For inorganic constituents with aesthetic-based benchmarks, 18 percent of the aggregated primary aquifer system had high RCs of one or more constituent, and 6.8 percent had moderate RCs. Iron (15.8 percent), manganese (15.1 percent), and total dissolved solids (1.3 percent) were the constituents most commonly present at high RCs.

Organic constituents were not detected in 72 percent of the primary aquifer system. One or more organic constituents had high RCs in 0.1 percent of the primary aquifer system, moderate RCs in 3.0 percent, and low RCs in 25 percent. Proportions of the four lithologic primary aquifer systems with high or moderate concentrations of organic constituents were not significantly different.
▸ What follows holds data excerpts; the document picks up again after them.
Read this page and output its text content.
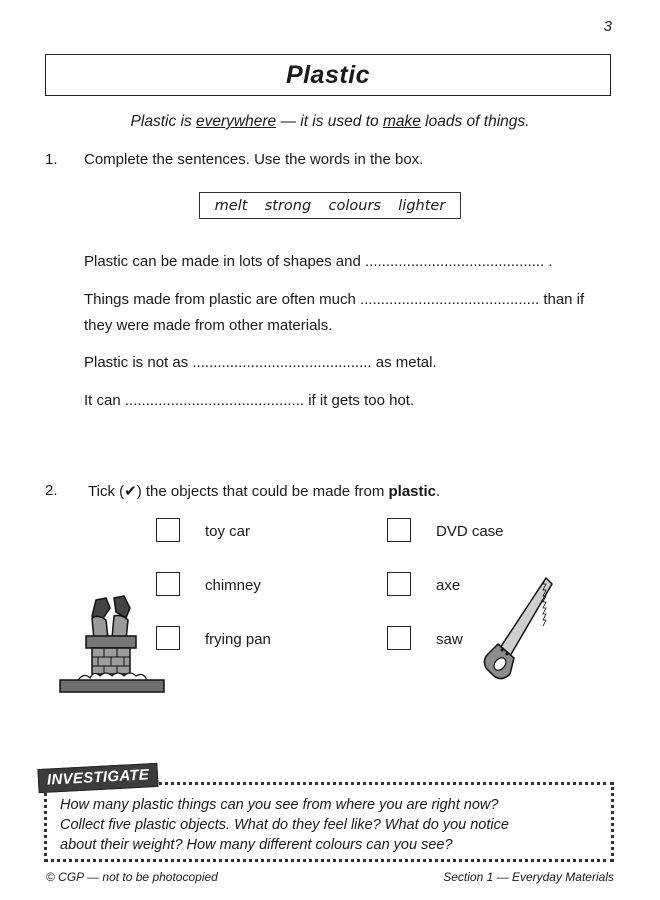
3
Plastic
Plastic is everywhere — it is used to make loads of things.
1. Complete the sentences. Use the words in the box.
melt strong colours lighter
Plastic can be made in lots of shapes and ........................................... .
Things made from plastic are often much ........................................... than if
they were made from other materials.
Plastic is not as ........................................... as metal.
It can ........................................... if it gets too hot.
2. Tick (✔) the objects that could be made from plastic.
toy car	DVD case
chimney	axe
frying pan	saw
INVESTIGATE
How many plastic things can you see from where you are right now?
Collect five plastic objects. What do they feel like? What do you notice
about their weight? How many different colours can you see?
© CGP — not to be photocopied	Section 1 — Everyday Materials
Three organic constituents had area-weighted detection frequencies greater than 10 percent in the primary aquifer system as a whole or at least one of the four lithologic primary aquifer systems: the gasoline oxygenate methyl tert-butyl ether, the trihalomethane chloroform, and the herbicide simazine. The special-interest constituent perchlorate was detected at high RCs in 0.01 percent of the primary aquifer system and at moderate RCs in 1.0 percent, and detection frequencies could be accounted for by the distribution of perchlorate under natural conditions.
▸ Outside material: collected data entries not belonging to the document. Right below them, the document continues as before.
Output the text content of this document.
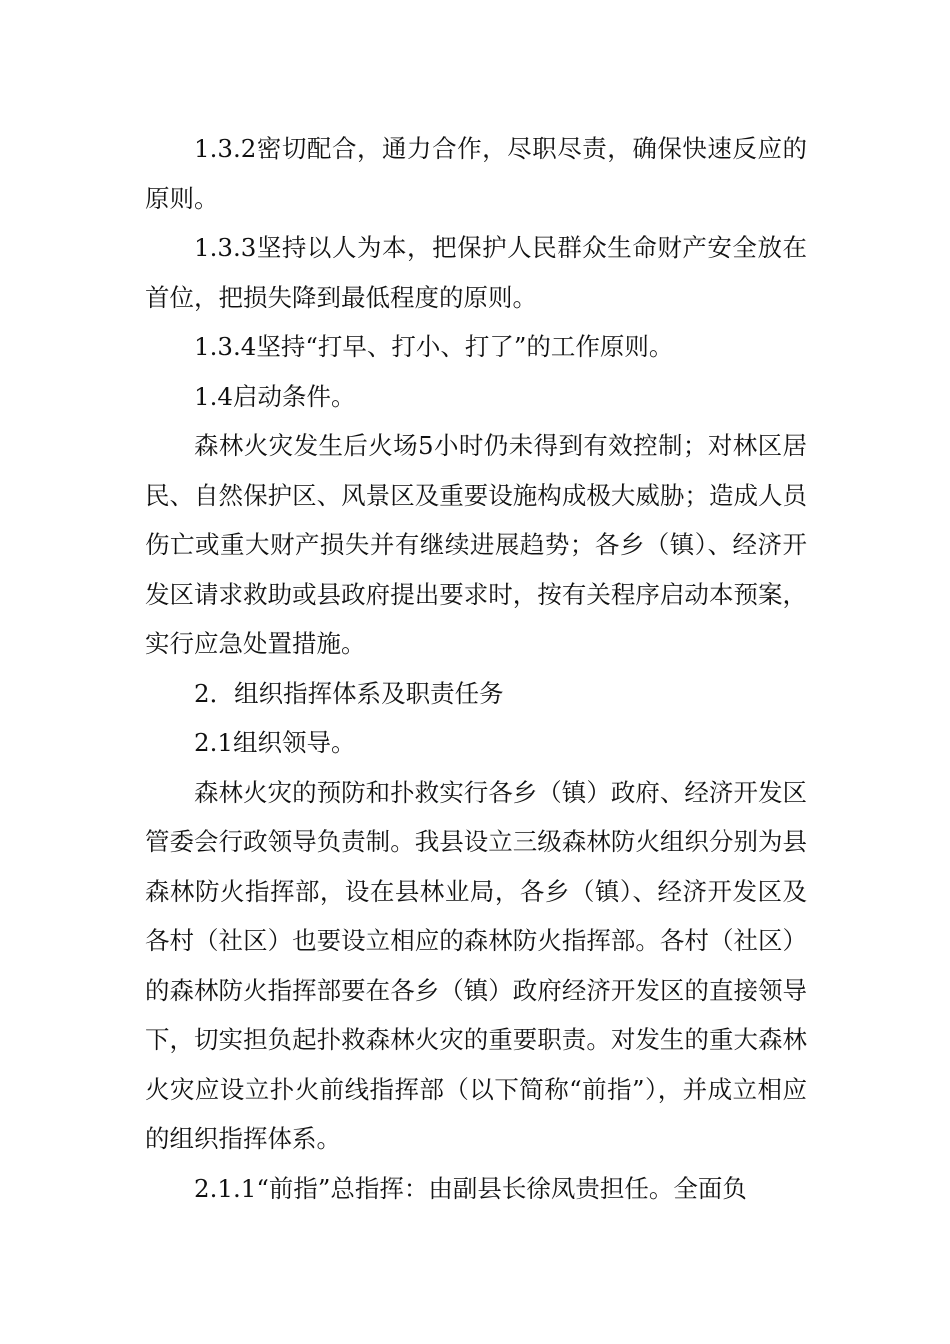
1.3.2密切配合，通力合作，尽职尽责，确保快速反应的原则。

1.3.3坚持以人为本，把保护人民群众生命财产安全放在首位，把损失降到最低程度的原则。

1.3.4坚持“打早、打小、打了”的工作原则。

1.4启动条件。

森林火灾发生后火场5小时仍未得到有效控制；对林区居民、自然保护区、风景区及重要设施构成极大威胁；造成人员伤亡或重大财产损失并有继续进展趋势；各乡（镇）、经济开发区请求救助或县政府提出要求时，按有关程序启动本预案，实行应急处置措施。

2．组织指挥体系及职责任务

2.1组织领导。

森林火灾的预防和扑救实行各乡（镇）政府、经济开发区管委会行政领导负责制。我县设立三级森林防火组织分别为县森林防火指挥部，设在县林业局，各乡（镇）、经济开发区及各村（社区）也要设立相应的森林防火指挥部。各村（社区）的森林防火指挥部要在各乡（镇）政府经济开发区的直接领导下，切实担负起扑救森林火灾的重要职责。对发生的重大森林火灾应设立扑火前线指挥部（以下简称“前指”），并成立相应的组织指挥体系。

2.1.1“前指”总指挥：由副县长徐凤贵担任。全面负
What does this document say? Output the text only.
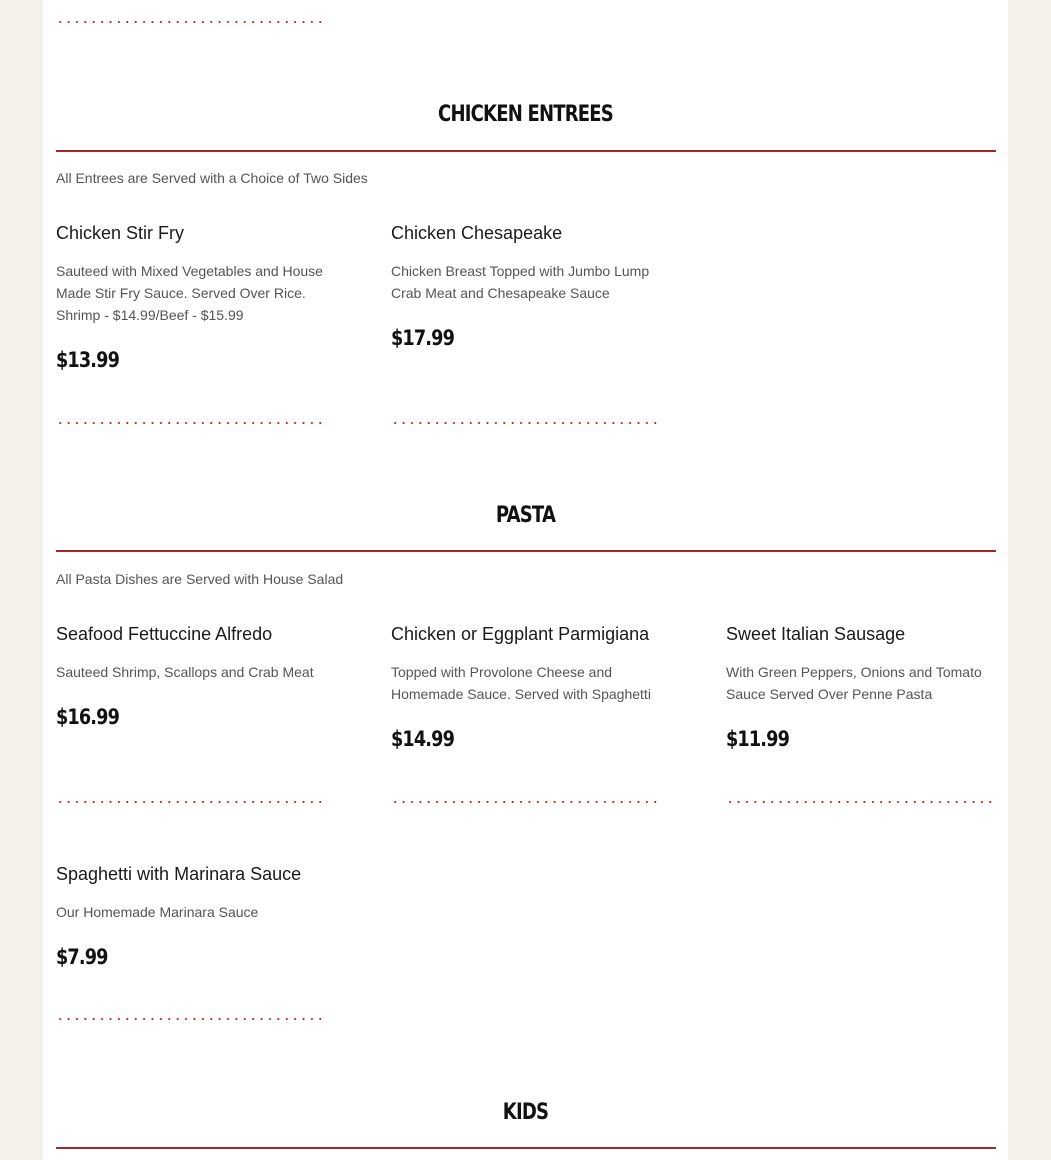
CHICKEN ENTREES
All Entrees are Served with a Choice of Two Sides
Chicken Stir Fry
Sauteed with Mixed Vegetables and House Made Stir Fry Sauce. Served Over Rice. Shrimp - $14.99/Beef - $15.99
$13.99
Chicken Chesapeake
Chicken Breast Topped with Jumbo Lump Crab Meat and Chesapeake Sauce
$17.99
PASTA
All Pasta Dishes are Served with House Salad
Seafood Fettuccine Alfredo
Sauteed Shrimp, Scallops and Crab Meat
$16.99
Chicken or Eggplant Parmigiana
Topped with Provolone Cheese and Homemade Sauce. Served with Spaghetti
$14.99
Sweet Italian Sausage
With Green Peppers, Onions and Tomato Sauce Served Over Penne Pasta
$11.99
Spaghetti with Marinara Sauce
Our Homemade Marinara Sauce
$7.99
KIDS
Statistical tests were used to evaluate relations between constituent concentrations and potential explanatory factors descriptive of land use, geography, depth, geochemical conditions, and groundwater age. Higher concentrations of trace elements, radioactive constituents, and constituents with aesthetic-based benchmarks generally were associated with anoxic conditions, higher pH, and location within a particular compositional band in the Sierra Nevada batholith corresponding to the southwestern part of the study unit. High concentrations of organic constituents generally were associated with greater proportions of urban land use. No significant relations were observed between the concentrations of organic constituents and measures of well depth or groundwater age, perhaps because of the high proportions of springs and modern groundwater in the dataset.